Pour excentrique qu’elle soit, l’expérience dégage néanmoins un je ne sais quoi de stimulant. Il s’agit même certainement du trait le mieux proéminent du caractère de Mean Guns. Car, aux autres étages de sa mise en boîte, il carbure bien plus volontiers à l’ordinaire. C’était l’époque des fusillades bouffies de cabrioles et de ralentis, rackettant sans vergogne (et surtout avec un brio cent fois moindre) le cinéma de John Woo, et du verbiage « tarantinesque » où tant de gâte-papier émoussèrent leur plume. Sur cette voie rectiligne et criblée de balises, entendre trépider soudain les cuivres en staccatos luisants du très alerte José de Pérez Prado, le roi du mambo en personne, relève du culot, de l’incongruité diaprée, peut-être aussi d’un penchant obscur pour l’autodestruction. Même les clins d’œil turgides à l’adresse d’Ennio Morricone, glapissements de trompette à l’appui, lorsque les porte-flingues qui se font face parodient les duels hiératiques du vieil Ouest, semblent bien peu à leur place dans ce dédale de couloirs grisâtres et de cellules remplies d’échos morts. C’en sera trop, parions-le, pour le simple spectateur de passage, qui n’y entendra qu’un gigantesque hors-sujet. Son homologue plus téméraire, pas du style à s’effaroucher d’improbables métissages, se délectera en revanche du contre-pied statufié en dogme par Tony Riparetti ; lequel, tout à son évident plaisir d’achopper encore et encore sur les images, fait virevolter sa baguette exactement comme s’il devait chauffer un dancing. Sous sa houlette, les truands condamnés à s’entre-déchirer exécutent pas de deux et pirouettes désarticulées, cependant qu’à l’unisson des guitares hispanisantes, leurs pétoires aboient un chant de mort familier.

 

Attention ! Il y a mambo et mambo. La tradition incarnée par le fantôme bariolé de Pérez Prado a beau tenir le haut du pavé, ça n’empêche pas les déclinaisons plurielles de surgir au détour d’un énième gunfight, comme cet abâtardissement technoïde qui, à y regarder de près, exhibe un certain punch.

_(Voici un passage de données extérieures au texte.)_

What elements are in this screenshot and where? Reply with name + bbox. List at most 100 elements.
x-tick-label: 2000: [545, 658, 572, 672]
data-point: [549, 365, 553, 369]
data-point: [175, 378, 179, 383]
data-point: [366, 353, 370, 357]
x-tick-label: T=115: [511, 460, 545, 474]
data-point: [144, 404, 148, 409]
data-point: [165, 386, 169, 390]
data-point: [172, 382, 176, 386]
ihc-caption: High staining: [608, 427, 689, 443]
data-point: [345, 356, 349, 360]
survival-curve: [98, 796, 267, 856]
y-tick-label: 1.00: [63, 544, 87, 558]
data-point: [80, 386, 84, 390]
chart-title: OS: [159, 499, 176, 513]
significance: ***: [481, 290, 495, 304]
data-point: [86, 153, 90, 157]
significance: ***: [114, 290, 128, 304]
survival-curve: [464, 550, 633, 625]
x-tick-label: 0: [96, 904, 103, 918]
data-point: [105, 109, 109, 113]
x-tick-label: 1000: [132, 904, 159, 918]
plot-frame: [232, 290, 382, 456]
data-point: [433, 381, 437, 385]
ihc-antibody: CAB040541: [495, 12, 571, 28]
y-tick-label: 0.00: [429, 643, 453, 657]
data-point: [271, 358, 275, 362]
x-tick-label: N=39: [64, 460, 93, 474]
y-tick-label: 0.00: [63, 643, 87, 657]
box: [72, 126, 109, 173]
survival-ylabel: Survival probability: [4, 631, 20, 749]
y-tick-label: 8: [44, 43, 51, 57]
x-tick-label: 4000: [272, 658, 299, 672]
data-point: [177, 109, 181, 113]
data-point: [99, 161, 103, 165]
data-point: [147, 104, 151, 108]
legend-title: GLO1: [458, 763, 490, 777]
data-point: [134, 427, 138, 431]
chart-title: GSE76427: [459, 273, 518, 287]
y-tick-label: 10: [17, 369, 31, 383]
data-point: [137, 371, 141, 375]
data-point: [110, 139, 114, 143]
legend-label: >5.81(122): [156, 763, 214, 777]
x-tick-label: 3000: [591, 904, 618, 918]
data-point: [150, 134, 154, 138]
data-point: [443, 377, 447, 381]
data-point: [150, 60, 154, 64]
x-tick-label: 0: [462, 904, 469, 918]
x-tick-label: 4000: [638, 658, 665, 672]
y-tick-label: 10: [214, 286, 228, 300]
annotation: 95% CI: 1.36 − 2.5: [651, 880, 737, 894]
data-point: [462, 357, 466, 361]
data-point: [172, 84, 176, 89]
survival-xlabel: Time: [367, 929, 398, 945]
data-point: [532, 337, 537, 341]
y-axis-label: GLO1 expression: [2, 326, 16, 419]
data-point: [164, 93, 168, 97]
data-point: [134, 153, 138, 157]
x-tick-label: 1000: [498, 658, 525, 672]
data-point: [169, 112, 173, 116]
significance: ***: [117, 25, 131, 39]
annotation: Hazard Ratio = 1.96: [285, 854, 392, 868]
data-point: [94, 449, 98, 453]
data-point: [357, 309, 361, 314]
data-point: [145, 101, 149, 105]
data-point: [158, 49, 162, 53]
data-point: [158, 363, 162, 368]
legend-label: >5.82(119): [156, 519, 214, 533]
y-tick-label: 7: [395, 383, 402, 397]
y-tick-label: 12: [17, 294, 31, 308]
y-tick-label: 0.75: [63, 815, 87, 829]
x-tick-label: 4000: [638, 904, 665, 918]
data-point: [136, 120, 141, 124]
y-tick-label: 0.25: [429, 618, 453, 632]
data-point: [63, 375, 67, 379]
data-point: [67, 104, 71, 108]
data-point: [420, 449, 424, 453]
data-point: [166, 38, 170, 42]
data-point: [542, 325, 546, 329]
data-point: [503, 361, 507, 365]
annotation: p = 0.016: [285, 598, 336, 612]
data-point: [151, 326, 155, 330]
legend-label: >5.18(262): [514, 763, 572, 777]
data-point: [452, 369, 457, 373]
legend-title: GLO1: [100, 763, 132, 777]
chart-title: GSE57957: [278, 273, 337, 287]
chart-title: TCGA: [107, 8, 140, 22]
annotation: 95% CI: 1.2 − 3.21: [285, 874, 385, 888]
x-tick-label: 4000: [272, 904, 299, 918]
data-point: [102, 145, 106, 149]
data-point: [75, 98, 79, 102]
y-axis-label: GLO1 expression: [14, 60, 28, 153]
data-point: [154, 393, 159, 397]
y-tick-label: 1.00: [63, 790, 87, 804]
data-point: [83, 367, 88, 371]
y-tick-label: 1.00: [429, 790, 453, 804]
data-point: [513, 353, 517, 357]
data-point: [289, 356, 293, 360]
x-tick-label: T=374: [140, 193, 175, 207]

Les deux tueurs inséparables, faisant montre à l’égal de frères siamois d’un synchronisme presque surnaturel, sont les parfaits clients pour de telles itérations. Il n’est qu’à voir avec quel enthousiasme ils estourbissent la concurrence, par exemple à coups joyeux de battes de base-ball, durant une scène dont la complaisance qui paraît poindre son nez en termes de violence s’évapore au contact d’une espèce de rockabilly pâteux de sauce mexicaine. On prend du bon temps, et pas qu’à moitié, dans Mean Guns. Christophe Lambert lui-même ne rechigne pas à laisser fuser les arpèges de son rire fameux entre tous, mais par intermittences uniquement : notre héros a maille à partir avec un passé traumatisant. Riparetti s’en fout, lui accolant d’autorité un thème « mamboesque », encore un, percussif en diable, dont les cuivres trompètent avec l’air d’insinuer qu’aucun stigmate psychologique ne viendra blettir les festivités. Et celles-ci de continuer de plus belle, en plein milieu d’un parking désert, où le mambo se rue au petit trot saccadé dans le giron de la maison-mère, la salsa. Ici comme en maints autres endroits, les orchestrations, ouvertes à tous les vents pop, ne sont pas du premier raffinement. Venant de l’âme damnée d’Albert Pyun, un compositeur bricolo modérément soucieux de reflets laqués, même lorsqu’une poignée de solistes chevronnés lui prête main-forte, ce vernis qui s’écaille va de soi. N’empêche… que le geste est hardi ! On le saluera en suivant l’exemple du blondinet Totophe, prêt à partir sur l’heure à la chasse au CD.